One of the things I picked up at the NRAAM was one of KelTec’s CL43 flashlights. The folks at the KelTec booth were nice enough to give me one for review. This particular one was used as a demo by one of the guys working the booth. When I received it, the batteries were pretty much already dead and needed replacing.
The CL43 is the larger of the two flashlights KelTec makes (the smaller being the CL-42). Both are rated at 420 lumens, but the CL-43 holds 3 CR-123A batteries, while the CL-42 holds 2. This obviously causes the CL-43 to have a longer run time (listed at 3 hours 35 minutes vs 2 hours 25 minutes). Neither of these flashlights have adjustable brightness modes. You can purchase a gun mount kit from KelTec that will work for both lights.

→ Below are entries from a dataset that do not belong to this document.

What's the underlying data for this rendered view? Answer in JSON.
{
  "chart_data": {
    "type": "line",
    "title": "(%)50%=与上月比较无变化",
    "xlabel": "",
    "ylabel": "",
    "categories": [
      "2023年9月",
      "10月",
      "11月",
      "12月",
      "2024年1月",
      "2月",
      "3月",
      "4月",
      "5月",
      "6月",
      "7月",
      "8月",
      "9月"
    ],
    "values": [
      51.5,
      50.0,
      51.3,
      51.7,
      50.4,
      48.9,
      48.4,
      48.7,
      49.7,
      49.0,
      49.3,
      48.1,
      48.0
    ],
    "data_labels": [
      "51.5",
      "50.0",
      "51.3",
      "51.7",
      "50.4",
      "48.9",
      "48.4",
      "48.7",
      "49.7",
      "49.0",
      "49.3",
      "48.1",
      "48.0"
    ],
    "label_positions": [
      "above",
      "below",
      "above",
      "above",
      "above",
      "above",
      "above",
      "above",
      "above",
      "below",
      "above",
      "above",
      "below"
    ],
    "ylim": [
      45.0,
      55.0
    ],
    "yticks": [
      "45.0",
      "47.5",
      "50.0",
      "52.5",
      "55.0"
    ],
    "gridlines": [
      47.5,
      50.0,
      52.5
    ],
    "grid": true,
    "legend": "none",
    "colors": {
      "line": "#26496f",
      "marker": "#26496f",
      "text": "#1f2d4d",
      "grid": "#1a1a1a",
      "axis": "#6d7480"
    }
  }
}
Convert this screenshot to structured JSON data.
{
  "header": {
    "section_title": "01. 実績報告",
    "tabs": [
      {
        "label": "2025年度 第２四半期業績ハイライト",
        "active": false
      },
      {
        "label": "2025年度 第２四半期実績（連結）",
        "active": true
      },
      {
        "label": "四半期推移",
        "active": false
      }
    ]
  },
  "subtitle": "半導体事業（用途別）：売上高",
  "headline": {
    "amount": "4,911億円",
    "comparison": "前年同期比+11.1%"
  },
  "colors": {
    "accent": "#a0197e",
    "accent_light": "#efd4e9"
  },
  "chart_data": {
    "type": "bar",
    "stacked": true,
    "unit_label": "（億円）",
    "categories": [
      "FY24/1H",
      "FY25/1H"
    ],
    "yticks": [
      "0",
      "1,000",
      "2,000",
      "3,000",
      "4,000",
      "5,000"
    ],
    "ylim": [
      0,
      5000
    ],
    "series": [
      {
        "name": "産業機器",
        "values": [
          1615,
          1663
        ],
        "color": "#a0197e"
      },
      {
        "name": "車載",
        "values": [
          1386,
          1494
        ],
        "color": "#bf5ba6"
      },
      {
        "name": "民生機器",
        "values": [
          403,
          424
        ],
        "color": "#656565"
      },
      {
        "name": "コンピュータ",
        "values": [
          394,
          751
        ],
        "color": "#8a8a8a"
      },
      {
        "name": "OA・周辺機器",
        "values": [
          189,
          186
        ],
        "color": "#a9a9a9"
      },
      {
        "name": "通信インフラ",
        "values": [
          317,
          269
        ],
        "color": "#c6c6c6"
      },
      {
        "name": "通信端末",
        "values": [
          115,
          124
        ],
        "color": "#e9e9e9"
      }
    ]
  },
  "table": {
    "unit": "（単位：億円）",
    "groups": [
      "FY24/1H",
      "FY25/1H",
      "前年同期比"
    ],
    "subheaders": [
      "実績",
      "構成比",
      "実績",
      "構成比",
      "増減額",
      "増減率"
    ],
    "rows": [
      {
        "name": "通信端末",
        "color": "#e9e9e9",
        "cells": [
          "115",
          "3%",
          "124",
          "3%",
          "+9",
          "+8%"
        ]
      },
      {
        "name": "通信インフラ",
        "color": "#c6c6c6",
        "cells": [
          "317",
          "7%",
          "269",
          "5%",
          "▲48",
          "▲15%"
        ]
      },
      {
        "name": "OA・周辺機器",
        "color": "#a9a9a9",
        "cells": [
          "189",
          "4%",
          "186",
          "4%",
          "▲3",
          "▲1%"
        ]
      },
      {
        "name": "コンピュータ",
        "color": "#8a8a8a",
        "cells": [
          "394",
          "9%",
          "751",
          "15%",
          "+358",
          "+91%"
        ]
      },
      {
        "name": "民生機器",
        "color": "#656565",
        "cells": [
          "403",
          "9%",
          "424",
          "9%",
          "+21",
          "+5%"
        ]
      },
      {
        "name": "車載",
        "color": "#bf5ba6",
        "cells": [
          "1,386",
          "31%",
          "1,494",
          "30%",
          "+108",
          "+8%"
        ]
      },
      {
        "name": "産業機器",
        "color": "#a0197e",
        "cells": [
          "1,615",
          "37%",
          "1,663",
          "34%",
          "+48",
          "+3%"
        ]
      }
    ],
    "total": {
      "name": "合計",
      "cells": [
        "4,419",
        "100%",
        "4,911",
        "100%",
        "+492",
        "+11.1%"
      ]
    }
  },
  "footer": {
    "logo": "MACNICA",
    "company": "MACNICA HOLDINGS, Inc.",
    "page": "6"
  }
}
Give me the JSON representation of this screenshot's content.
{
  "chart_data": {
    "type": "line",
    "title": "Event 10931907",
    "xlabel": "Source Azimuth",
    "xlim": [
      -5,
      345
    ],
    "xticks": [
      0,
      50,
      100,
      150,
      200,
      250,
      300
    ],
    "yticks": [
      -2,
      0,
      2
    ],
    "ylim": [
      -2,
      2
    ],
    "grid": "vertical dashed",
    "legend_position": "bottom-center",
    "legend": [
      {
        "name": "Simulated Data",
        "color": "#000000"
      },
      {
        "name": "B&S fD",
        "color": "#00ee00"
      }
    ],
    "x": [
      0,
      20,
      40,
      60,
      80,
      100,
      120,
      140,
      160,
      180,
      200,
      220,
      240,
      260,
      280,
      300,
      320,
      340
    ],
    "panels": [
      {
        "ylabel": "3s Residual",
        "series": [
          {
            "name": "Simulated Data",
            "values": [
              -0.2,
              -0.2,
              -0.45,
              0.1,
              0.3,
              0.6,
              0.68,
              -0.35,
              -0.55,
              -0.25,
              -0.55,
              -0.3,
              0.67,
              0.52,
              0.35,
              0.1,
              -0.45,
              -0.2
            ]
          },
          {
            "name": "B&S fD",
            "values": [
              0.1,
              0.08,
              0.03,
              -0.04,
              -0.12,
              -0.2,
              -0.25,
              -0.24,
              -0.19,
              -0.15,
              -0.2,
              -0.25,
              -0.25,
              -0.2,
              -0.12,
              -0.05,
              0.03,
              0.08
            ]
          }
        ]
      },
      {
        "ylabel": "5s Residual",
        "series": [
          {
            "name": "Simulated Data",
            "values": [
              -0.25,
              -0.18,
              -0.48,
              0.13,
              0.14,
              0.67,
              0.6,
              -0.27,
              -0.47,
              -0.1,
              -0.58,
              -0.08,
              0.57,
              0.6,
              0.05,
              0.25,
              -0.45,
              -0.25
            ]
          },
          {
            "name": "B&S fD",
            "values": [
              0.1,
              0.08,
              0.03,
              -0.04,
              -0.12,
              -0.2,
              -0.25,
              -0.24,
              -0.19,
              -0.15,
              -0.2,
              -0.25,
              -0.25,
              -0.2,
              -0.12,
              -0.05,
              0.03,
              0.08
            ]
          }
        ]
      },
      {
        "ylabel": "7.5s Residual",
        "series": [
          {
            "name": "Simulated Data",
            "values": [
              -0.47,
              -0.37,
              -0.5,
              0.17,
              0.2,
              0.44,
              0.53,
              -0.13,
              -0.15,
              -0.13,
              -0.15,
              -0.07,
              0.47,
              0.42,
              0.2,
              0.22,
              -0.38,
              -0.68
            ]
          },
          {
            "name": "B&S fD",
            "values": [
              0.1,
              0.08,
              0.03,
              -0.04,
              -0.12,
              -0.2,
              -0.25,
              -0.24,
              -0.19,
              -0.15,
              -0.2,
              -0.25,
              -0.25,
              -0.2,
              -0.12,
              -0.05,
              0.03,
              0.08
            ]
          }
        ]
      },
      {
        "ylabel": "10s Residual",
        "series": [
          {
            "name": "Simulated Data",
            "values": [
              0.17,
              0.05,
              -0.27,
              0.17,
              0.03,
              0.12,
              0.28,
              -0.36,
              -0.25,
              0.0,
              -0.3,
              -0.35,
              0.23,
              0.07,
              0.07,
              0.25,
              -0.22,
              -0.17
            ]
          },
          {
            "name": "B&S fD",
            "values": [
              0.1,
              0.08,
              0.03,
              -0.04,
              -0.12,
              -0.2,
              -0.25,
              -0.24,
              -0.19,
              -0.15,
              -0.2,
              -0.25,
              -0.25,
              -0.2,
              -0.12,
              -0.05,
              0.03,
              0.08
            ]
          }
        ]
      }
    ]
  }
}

KelTec went with a rather unique design of having the third battery next to the other two and the power button on that extra lump facing the same direction as the lens. This means that you end up holding the light like a pistol. At first, I thought this might be a bit awkward, but it works well. It makes for a compact package that is pretty comfortable in the hand. The button is in a convenient place, more so than the traditional end cap button. It also means that you can hold it comfortably even after the light has been on for a while and the actual lamp has heated up (standard with high powered LEDs).
KelTec claims that the design also allows you to hold the light and your pistol in the standard double handed pistol grip while operating both. I tried this out briefly. While it sort of works, I would think you’d need a lot of practice for it to be comfortable and effective.
Of course, this thing is ultimately supposed to do one thing, and it does it pretty well. The 420 lumen lamp is sufficiently bright for most situations. For those (like me) that are a little fuzzy on how bright that is, your average 40watt incandescent bulb is 450. In a small room, it’s bright enough to substitute for the ceiling light if you shine it against the ceiling.
Unfortunately, not everything is wonderful with this flashlight. First off, the switch for the flashlight appears to be mechanical. This means that there can only be two modes: on and off. For a $140 flashlight, I would really expect an electronic switch with multiple modes.
Oh… and then there’s the killer issue with me. I carried this flashlight in my pocket for a couple of months when this happened:
That’s a penny firmly stuck in the lens of the flashlight. Apparently the lens is exactly the same diameter. I’ve tried to pry it out, but so far I’ve only succeeded in gouging the penny. At this point, I’m thinking it’s either dig through the penny or replace the lamp, since the lamp appears to be a sealed unit (not uncommon).
So… unfortunately, I’d really like to recommend this light, but I just can’t. As WizardPC stated when I showed him the issue “wow, a $140 flashlight defeated by a penny.” $140 is also a bit much to drop on a pocket flashlight putting out 420 lumens, but not out of line for a weapons light.